Но когда, наконец, Мелани с легкой душой остановилась в дверях Ретта, желая сообщить ему, что Скарлетт очнулась, она была поражена увиденным. На столе у его кровати стояла полупустая бутылка коньяку, и от спертого воздуха трудно было дышать. Ретт поднял на нее тусклые глаза и, стиснув зубы, попытался овладеть собой.
– Она умерла?
– Нет, нет. Ей гораздо лучше.
– Боже мой, – простонал он, обхватывая голову руками, и Мелани увидела, как его широкие плечи затряслись, точно от нервного озноба. Она с жалостью смотрела на этого молодого и сильного мужчину, пока, к своему ужасу, не поняла, что он плачет. Мелани никогда не видела, чтобы мужчины плакали, и меньше всего ожидала это от Ретта, такого обходительного, такого насмешливого, всегда уверенного в себе.

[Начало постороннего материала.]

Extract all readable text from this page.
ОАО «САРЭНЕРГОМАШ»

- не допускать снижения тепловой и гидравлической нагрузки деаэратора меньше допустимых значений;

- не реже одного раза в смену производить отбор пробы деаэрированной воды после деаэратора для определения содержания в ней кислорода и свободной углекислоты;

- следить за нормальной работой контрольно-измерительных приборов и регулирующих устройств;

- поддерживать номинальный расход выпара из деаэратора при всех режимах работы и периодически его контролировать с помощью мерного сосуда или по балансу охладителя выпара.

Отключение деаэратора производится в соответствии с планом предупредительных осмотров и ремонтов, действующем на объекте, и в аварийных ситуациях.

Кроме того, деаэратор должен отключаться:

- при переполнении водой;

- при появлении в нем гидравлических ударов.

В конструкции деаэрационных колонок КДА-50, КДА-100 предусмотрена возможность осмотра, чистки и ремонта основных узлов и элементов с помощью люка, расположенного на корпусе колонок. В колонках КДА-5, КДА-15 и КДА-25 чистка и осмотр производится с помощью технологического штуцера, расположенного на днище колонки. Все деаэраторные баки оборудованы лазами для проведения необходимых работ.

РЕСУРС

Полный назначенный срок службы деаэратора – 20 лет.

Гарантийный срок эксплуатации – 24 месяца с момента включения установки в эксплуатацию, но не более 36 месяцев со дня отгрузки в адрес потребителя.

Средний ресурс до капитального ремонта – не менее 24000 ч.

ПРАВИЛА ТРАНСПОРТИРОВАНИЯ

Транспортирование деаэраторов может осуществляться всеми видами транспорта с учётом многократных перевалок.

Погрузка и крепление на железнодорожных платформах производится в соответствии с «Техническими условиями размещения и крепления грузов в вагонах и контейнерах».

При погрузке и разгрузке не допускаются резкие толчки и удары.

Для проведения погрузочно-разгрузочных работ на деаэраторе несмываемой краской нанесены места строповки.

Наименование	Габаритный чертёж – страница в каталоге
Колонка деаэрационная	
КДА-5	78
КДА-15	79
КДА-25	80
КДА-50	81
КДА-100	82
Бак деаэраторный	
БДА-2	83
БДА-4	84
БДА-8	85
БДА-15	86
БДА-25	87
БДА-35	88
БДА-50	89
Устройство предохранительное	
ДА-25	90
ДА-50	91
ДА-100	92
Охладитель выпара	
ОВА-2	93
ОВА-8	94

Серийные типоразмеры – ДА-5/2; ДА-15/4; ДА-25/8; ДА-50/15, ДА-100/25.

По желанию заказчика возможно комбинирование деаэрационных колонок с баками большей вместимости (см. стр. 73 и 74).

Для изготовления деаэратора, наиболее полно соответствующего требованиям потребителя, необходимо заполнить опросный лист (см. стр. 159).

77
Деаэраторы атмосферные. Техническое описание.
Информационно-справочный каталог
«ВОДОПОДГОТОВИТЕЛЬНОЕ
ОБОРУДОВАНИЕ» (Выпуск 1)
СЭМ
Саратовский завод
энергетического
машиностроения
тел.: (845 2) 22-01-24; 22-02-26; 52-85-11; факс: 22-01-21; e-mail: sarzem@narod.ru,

Мелани испуганно вздрогнула, когда он закашлялся. У нее мелькнула страшная мысль, что Ретт пьян, а Мелани не терпела пьяных. Но когда он поднял голову, она, взглянув ему в глаза, решительно вошла в комнату и быстро закрыла за собой дверь. Да, она ни разу не видела плачущего мужчину, зато не раз смахивала слезы у ревущих детей. Когда она осторожно положила руку на плечо Ретту, он неожиданно обхватил ноги Мелани. Не понимая, как это могло случиться, она опустилась на кровать, а Ретт, сидящий на полу, уронил голову ей на колени, до боли сжав их руками.
– Все будет хорошо! Все будет хорошо! – принялась успокаивать Мелани, поглаживая черные волосы Ретта. – Все будет хорошо! Она поправится.
От ее слов пальцы Ретта еще сильнее сжали колени Мелани, и его словно прорвало. Он заговорил хриплым голосом, торопясь, как будто стоит на краю могилы и стремится излить свою душу, зная, что она никогда не выдаст его тайны; торопясь впервые в жизни рассказать правду, безжалостно обнажая себя перед Мелани, которая, вначале этого не понимая, предстала перед ним в ипостаси матери. Он говорил не останавливаясь, не поднимая головы, дергая складки ее юбок. Время от времени его слова звучали нечленораздельно, а порой она отчетливо слышала грубые резкие слова признания и самоуничижения, слова, выражающие такое, чего она не слышала ни от одной женщины, сокровенные признания, от которых кровь ударяла в голову, и она была благодарна судьбе, что не видит его глаза в это время.
Мелани водила рукой по волосам Ретта, как водила ею по головке маленького Бо, приговаривая:
– Замолчите, капитан Батлер! Подобное вы не должны мне говорить! Вы забылись! Перестаньте!
Он, не останавливаясь ни на секунду, продолжал изливать душу, вцепившись в ее платье, как будто от этого зависела его жизнь.